Comment on Shock & Awe Dick Slithers Out Of His Neocon Lair To Endorse Kamala Over 'Depraved' Trump
LookBehindYouNowAndThen@lemmy.world 2 months agoSame as it always was for reactionaries:
Far from yielding a knee-jerk defense of an unchanging old regime or a thoughtful traditionalism, the reactionary imperative presses conservatism in two rather different directions: first, to a critique and reconfiguration of the old regime; and second, to an absorption of the ideas and tactics of the very revolution or reform it opposes.

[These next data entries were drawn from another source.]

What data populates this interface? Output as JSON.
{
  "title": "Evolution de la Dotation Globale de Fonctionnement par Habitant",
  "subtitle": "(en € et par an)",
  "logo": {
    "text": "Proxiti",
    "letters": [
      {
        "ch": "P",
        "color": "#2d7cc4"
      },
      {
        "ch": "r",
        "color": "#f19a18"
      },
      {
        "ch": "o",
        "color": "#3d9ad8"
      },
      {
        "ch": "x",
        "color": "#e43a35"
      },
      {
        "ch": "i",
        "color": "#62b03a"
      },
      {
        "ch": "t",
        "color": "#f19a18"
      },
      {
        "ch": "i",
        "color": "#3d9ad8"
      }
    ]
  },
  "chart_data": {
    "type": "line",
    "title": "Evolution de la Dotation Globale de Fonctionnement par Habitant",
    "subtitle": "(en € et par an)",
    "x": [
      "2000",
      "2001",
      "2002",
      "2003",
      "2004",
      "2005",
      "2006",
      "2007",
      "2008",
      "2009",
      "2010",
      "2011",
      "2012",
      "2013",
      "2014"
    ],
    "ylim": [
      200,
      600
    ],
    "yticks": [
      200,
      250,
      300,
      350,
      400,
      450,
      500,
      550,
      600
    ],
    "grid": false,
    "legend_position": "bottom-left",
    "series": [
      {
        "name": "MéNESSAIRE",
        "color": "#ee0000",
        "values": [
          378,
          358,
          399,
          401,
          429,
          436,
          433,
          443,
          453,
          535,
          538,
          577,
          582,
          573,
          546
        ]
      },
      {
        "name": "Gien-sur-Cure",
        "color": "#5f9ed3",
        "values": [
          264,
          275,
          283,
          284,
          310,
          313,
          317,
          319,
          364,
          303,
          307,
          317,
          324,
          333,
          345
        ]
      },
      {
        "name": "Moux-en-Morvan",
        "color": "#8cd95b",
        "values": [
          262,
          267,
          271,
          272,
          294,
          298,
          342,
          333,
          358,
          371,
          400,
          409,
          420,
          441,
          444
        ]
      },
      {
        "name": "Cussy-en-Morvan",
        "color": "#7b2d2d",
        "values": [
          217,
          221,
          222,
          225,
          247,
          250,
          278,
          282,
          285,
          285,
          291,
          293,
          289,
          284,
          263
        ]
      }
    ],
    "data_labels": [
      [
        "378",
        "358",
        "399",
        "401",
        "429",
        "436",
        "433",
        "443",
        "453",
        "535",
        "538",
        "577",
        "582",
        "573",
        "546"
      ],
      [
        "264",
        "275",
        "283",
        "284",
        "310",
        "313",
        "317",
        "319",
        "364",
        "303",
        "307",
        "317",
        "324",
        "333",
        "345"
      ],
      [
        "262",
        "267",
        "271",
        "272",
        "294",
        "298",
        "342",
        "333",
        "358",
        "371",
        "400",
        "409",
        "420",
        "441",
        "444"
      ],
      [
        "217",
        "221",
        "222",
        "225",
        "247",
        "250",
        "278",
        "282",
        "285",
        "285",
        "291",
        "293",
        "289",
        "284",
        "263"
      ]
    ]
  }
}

What conservatism seeks to accomplish through that reconfiguration of the old and absorption of the new is to make privilege popular, to transform a tottering old regime into a dynamic, ideologically coherent movement of the masses. A new old regime, one could say, which brings the energy and dynamism of the street to the antique inequalities of a dilapidated estate. Over the last two decades, various writers and journalists have claimed that conservatism went into decline when Trump, or Palin, or Bush, or Reagan, or Goldwater, or Buckley, or someone took it off the rails. Originally, the argument goes, conservatism was a responsible discipline of the governing classes, but somewhere between Joseph de Maistre and Joe the Plumber, it got carried away with itself. It became adventurous, fanatical, populist, ideological. What this story of decline overlooks—whether it emanates from the right or the left—is that all of these supposed vices of contemporary conservatism were present at the beginning, in the writings of Burke and Maistre, only they weren’t viewed as vices. They were seen as virtues. Conservatism has always been a wilder and more extravagant movement than many realize—and it is precisely this wildness and extravagance that has been one of the sources of its continuing appeal.